Jun 9, 2017 · 772 words

I did some searching about median absolute deviation in pandas and found this post. The devoper mentioned that they were considering adding a center parameter to the built in Pandas.Series.mad() function, but advocates against using the function altogether and instead just implementing median absolute deviation manually like this:

abs(x - x.median()).median()

In my case, I’ll be using x_right - x.median() since I’m only looking at the upper values.

In the context of my own code:

night_mad = abs(s_night_right - night_med).median()

Which comes out as:

In [1]: night_mad
Out[1]: 20.2772

Side note, when calculating the MAD with all the data instead of just the right side, I got 18.7547 which is just a bit smaller.

After some time reading the matplotlib documentation, I was able to generate the following chart:

I added shaded regions to highlight the areas formed by various multiples of the MAD. When working with a normal distribution, you would consider points that are more than 2 standard deviations (SDs) away from the mean to be unusual and those more than 3 SDs to be very unusual, since less than 1% of points should occupy that area.
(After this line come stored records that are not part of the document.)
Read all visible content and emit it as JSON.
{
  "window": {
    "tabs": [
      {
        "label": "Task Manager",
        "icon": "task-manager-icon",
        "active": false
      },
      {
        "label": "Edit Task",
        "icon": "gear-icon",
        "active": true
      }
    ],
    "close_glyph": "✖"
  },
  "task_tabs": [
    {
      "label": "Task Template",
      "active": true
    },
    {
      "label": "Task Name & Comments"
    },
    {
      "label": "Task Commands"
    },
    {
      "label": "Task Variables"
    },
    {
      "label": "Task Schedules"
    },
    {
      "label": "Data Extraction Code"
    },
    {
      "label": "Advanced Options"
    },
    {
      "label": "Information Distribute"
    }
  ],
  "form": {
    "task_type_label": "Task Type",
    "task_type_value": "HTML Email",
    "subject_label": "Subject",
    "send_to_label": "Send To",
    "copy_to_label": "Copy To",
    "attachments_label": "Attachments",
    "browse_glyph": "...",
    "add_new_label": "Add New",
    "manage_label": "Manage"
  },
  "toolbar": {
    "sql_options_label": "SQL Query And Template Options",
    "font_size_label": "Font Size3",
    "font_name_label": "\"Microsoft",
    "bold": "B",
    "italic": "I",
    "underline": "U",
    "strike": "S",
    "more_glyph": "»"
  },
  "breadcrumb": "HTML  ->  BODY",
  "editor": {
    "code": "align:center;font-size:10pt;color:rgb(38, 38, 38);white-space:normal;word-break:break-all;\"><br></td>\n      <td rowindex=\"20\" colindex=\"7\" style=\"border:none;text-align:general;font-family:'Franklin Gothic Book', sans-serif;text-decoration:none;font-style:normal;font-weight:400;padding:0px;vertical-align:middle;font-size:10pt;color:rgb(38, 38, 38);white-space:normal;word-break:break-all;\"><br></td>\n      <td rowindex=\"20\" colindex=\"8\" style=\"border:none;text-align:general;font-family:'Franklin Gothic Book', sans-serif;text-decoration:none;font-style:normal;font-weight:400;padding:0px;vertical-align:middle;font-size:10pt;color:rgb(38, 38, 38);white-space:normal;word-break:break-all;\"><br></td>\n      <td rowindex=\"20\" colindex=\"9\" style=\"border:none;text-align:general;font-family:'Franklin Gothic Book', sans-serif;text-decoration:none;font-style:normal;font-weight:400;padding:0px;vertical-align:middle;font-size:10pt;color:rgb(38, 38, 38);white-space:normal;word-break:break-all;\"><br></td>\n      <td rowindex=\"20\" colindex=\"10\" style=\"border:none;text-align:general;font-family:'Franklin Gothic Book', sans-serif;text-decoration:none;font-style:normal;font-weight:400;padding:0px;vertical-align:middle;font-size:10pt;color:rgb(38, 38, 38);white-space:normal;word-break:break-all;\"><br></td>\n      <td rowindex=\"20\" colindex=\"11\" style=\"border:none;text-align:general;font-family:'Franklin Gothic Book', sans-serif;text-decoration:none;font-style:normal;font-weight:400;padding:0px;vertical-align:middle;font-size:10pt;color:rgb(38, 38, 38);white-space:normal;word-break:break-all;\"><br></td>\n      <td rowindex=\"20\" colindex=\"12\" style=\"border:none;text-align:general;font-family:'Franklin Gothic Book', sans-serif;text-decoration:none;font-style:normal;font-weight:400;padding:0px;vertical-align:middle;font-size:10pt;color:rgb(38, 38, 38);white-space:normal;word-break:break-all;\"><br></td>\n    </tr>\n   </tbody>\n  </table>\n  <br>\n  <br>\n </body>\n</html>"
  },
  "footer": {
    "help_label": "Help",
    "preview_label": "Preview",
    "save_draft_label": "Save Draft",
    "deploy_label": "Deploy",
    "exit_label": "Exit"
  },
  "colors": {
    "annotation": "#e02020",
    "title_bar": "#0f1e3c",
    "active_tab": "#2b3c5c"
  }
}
The MAD is not a direct equivalent to the standard deviation, so we can’t just use the same indicators for it. Yesterday I mentioned a constant factor of 1.4826 that can be used to approximate the standard deviation of a normal distribution. I can’t be sure exactly what kind of distribution to expect here, but for now I will just pretend that we should expect a normal distribution, at least for the right side of the data. And if we assume that, we can also assume that the mean is the same as the median.

Here’s the same plot but with the estimated standard deviations as region bounds instead of plain MADs. The value of $\hat{\sigma}$ came out to 30.063.
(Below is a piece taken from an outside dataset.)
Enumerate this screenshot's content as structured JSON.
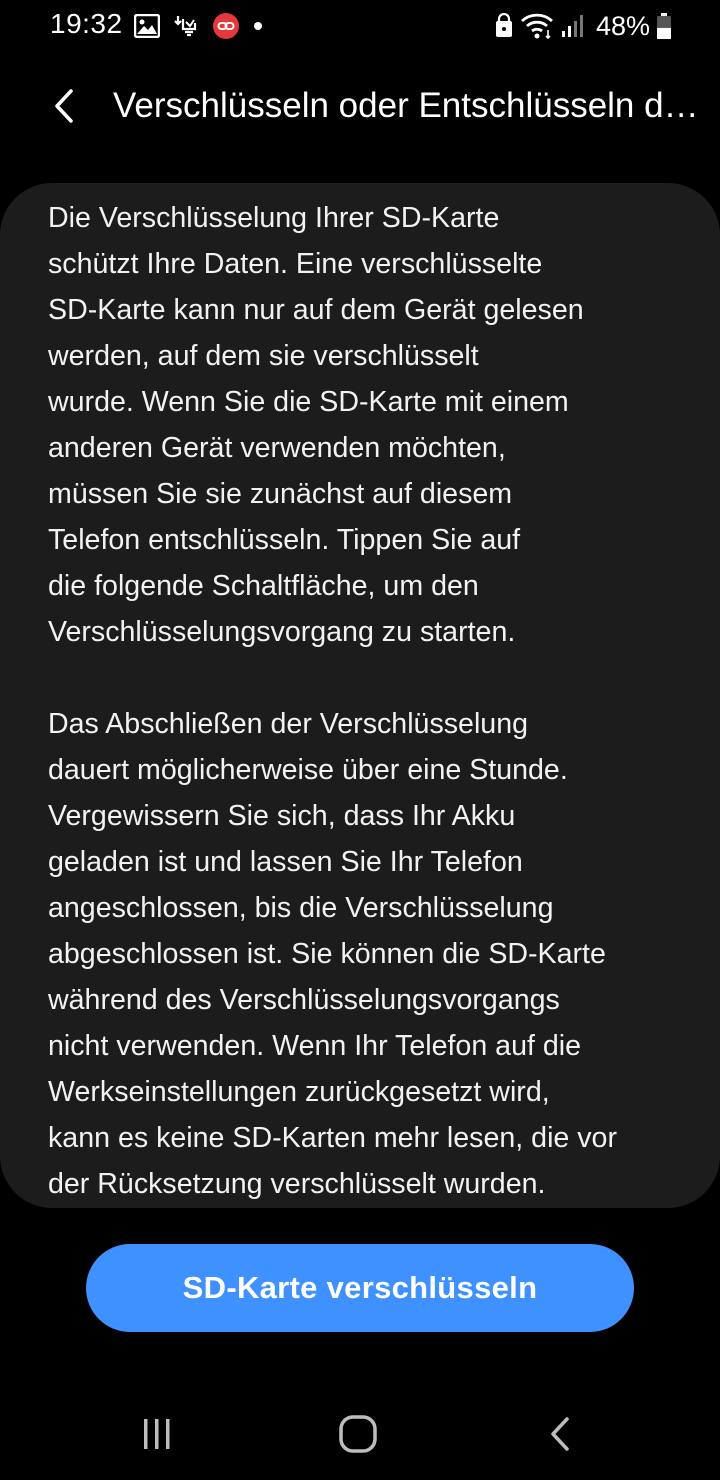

Visually, it looks like a pretty good way to see which regions contain values that are too large. But statistically, I’m not too sure of its validity. It’s really a judgement call of whether the population is supposed to be normal or not. I’ll have to test it out on other samples to see if it still holds up.

Gaps in the data

It recently came to my attention that the parsed data is not a perfectly continuous stream. It starts off fine, but as the data goes on there are some missing points. Eventually it becomes half as dense as it started out, with measurements for only every other timestamp. I need to keep that in mind when performing these calculations. I think that this is not going to be an issue for the time being, because even though parts of the data are less populated they still should show a similar distribution.
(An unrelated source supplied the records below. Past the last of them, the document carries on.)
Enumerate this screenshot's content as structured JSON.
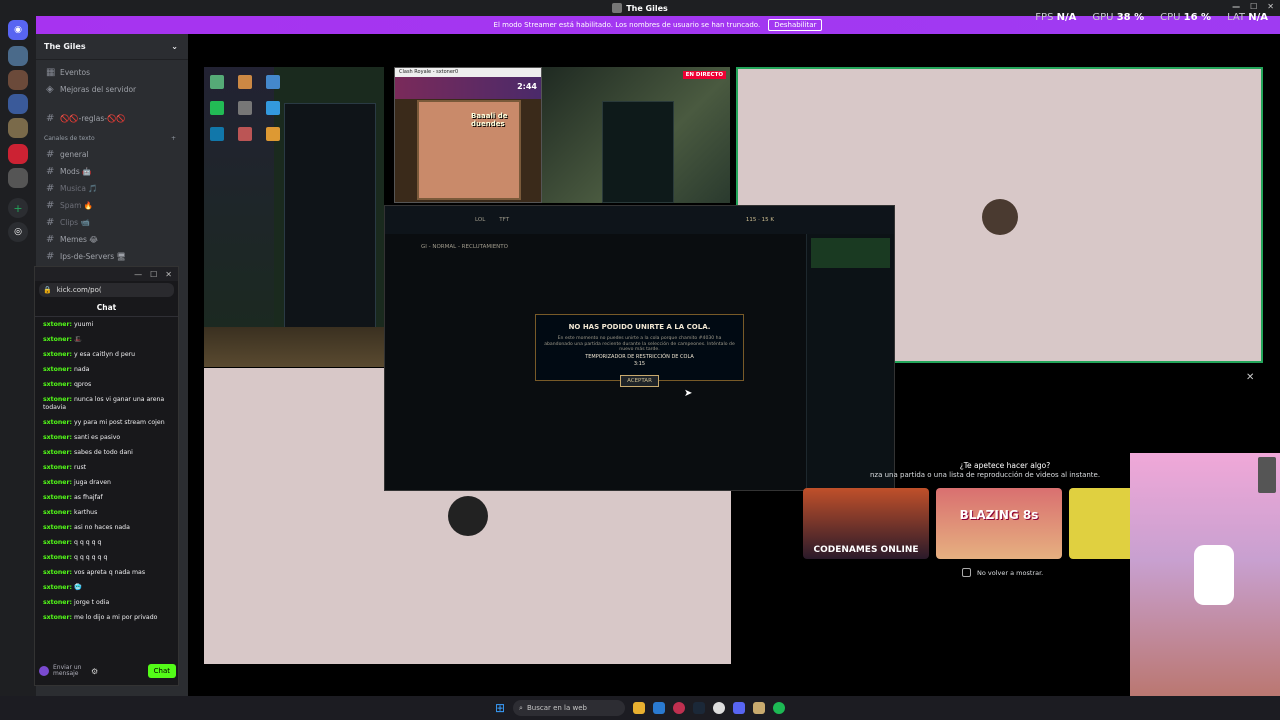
{
  "window": {
    "title": "The Giles"
  },
  "perf": [
    {
      "label": "FPS",
      "value": "N/A"
    },
    {
      "label": "GPU",
      "value": "38 %"
    },
    {
      "label": "CPU",
      "value": "16 %"
    },
    {
      "label": "LAT",
      "value": "N/A"
    }
  ],
  "streamer": {
    "message": "El modo Streamer está habilitado. Los nombres de usuario se han truncado.",
    "button": "Deshabilitar"
  },
  "server": {
    "name": "The Giles"
  },
  "channels_top": [
    {
      "icon": "calendar",
      "label": "Eventos"
    },
    {
      "icon": "boost",
      "label": "Mejoras del servidor"
    }
  ],
  "rules_channel": "🚫🚫-reglas-🚫🚫",
  "category": "Canales de texto",
  "channels": [
    {
      "label": "general"
    },
    {
      "label": "Mods 🤖"
    },
    {
      "label": "Musica 🎵"
    },
    {
      "label": "Spam 🔥"
    },
    {
      "label": "Clips 📹"
    },
    {
      "label": "Memes 😂"
    },
    {
      "label": "Ips-de-Servers 🖥"
    }
  ],
  "chat": {
    "url": "kick.com/po(",
    "title": "Chat",
    "messages": [
      {
        "user": "sxtoner:",
        "text": "yuumi"
      },
      {
        "user": "sxtoner:",
        "text": "🎩"
      },
      {
        "user": "sxtoner:",
        "text": "y esa caitlyn d peru"
      },
      {
        "user": "sxtoner:",
        "text": "nada"
      },
      {
        "user": "sxtoner:",
        "text": "qpros"
      },
      {
        "user": "sxtoner:",
        "text": "nunca los vi ganar una arena todavia"
      },
      {
        "user": "sxtoner:",
        "text": "yy para mi post stream cojen"
      },
      {
        "user": "sxtoner:",
        "text": "santi es pasivo"
      },
      {
        "user": "sxtoner:",
        "text": "sabes de todo dani"
      },
      {
        "user": "sxtoner:",
        "text": "rust"
      },
      {
        "user": "sxtoner:",
        "text": "juga draven"
      },
      {
        "user": "sxtoner:",
        "text": "as fhajfaf"
      },
      {
        "user": "sxtoner:",
        "text": "karthus"
      },
      {
        "user": "sxtoner:",
        "text": "asi no haces nada"
      },
      {
        "user": "sxtoner:",
        "text": "q q q q q"
      },
      {
        "user": "sxtoner:",
        "text": "q q q q q q"
      },
      {
        "user": "sxtoner:",
        "text": "vos apreta q nada mas"
      },
      {
        "user": "sxtoner:",
        "text": "🥶"
      },
      {
        "user": "sxtoner:",
        "text": "jorge t odia"
      },
      {
        "user": "sxtoner:",
        "text": "me lo dijo a mi por privado"
      }
    ],
    "input_placeholder": "Enviar un mensaje",
    "send": "Chat"
  },
  "stream_badge": "EN DIRECTO",
  "clash_window_title": "Clash Royale - sxtoner0",
  "clash_timer": "2:44",
  "clash_banner": "Baaali de duendes",
  "lol": {
    "tabs": [
      "LOL",
      "TFT"
    ],
    "queue": "GI - NORMAL - RECLUTAMIENTO",
    "currency": [
      "115",
      "15 K"
    ]
  },
  "modal": {
    "title": "NO HAS PODIDO UNIRTE A LA COLA.",
    "body": "En este momento no puedes unirte a la cola porque chamito #4030 ha abandonado una partida reciente durante la selección de campeones. Inténtalo de nuevo más tarde.",
    "timer_label": "TEMPORIZADOR DE RESTRICCIÓN DE COLA",
    "timer_value": "3:15",
    "button": "ACEPTAR"
  },
  "activity": {
    "title": "¿Te apetece hacer algo?",
    "subtitle": "nza una partida o una lista de reproducción de videos al instante.",
    "games": [
      "CODENAMES ONLINE",
      "BLAZING 8s"
    ],
    "checkbox": "No volver a mostrar."
  },
  "taskbar": {
    "search": "Buscar en la web"
  },
  "colors": {
    "discord_blurple": "#5865f2",
    "streamer_purple": "#a733f0",
    "kick_green": "#53fc18",
    "lol_gold": "#c8aa6e"
  }
}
Pandas has a guide for how to work with missing data points in your code. Going forward, I can use notnull() and isnull() to filter such points out of my dataframe/series. For example, the basic line plot goes blank when trying to plot between empty values.

Status Update

At this point given a CSV input file I can select a column and create a series of the entries that are more than 3 estimated population standard deviations away from the estimated population mean. The validity and usefulness of this measure is still yet to be tested. It’s a good start though. In the future, I hope to refine my understanding of the expected model for the population. At this point I’m trying to mold the right side of the sample into a normal curve and comparing against that. But perhaps it would be better to use the left side as a model and mirror it over to the right side. Or maybe I should be taking the MAD of the entire sample instead of just the right side. These are things I will have to keep in the back of my mind.

Outliers are just one piece of the puzzle though. We’re not just looking for single days where there was an overuse of power, we’re looking at overall ways to reduce power. Perhaps the data is not centered where it should be. It is challenging to determine where the center of a sample should be. We want the analysis to be able to handle many different types of buildings. Some might actually require much power. That is, given two samples with similar centers, we should be able to detect which one is normal and which one is not. I think to do so, I’ll want to somehow use the lower end of the sample as a reference point.